When analyzing the validity element of the three tier analysis that inspired the TRIPS PLUS ULTRA proposal (the other two elements are its justice and its effectiveness), we´ve said that the TRIPS Agreement sets a global standard, and that this global standard admits exceptions and limitations. We´ve also said that the relevance of the limitations must be measure in comparison with the global heart of the patent; what was set to be its heart is by far more relevant than what was left out, globally).

When analyzing how those global standards get implemented, we also said that “as for patents, the minimums parameters of the agreement are either impossible (conceptually there is no such possibility) or hard (because of practical elements) to exceed”.

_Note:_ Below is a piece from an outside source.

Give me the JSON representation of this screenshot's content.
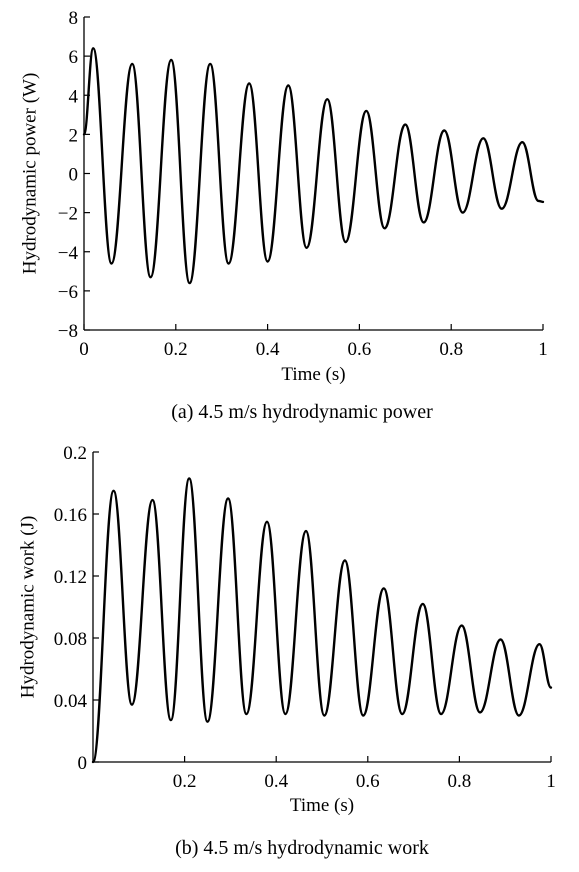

Up next you will find quotes from “A global solution for the protection of inventions” (pp. 58, 62) that explains one of those global standards: importation of the product = exploitation. 

      2. The standard: Importation of the product equals exploitation. 

The TRIPS Agreement also determines as a principle that admits no exception the non-discrimination in regard to the exercise of the rights of the patent holder from the fact that the products are imported or produced in the country where the patent is granted. This principle establishes the non-discrimination among imported and locally produced products. This principle conceptually does not allow the signatory countries to establish any additional advantage, and it is also a worldwide-harmonized provision (not just a minimum). This provision, which is part of the center core or heart of patents worldwide, was severely criticized in its time. Some people still find this principle pernicious.”

“The Belgians Remiche and Desterbecq forcefully criticized this principle. ‘Has the patent system not been perverted, transforming the obligation of exploiting to the right to import in a monopolized manner? And is not this perverse effect that causes the system to be ineffective in developing countries? What is the actual compensation for these countries from granting a patent to a foreigner when that patent is not exploited locally?’  (Remiche and Desterbecq 1997, 257)”.

“The result of the application of this provision is contrary to the goal of technology transfer. Nevertheless, it is consistent with free trade promoted by WTO. Technology transfer—which is a TRIPS principle on its own—has been up until now a merely declaratory objective constant in the TRIPS Agreement. This book argues that these two goals or principles (technology transfer and non-discrimination among imported and locally produced products), while applying the proposal that this study contains, can stop being in opposition and even complement each other […]”.

TRIPS PLUS ULTRA could change the negative effects that this principle has had on developing countries.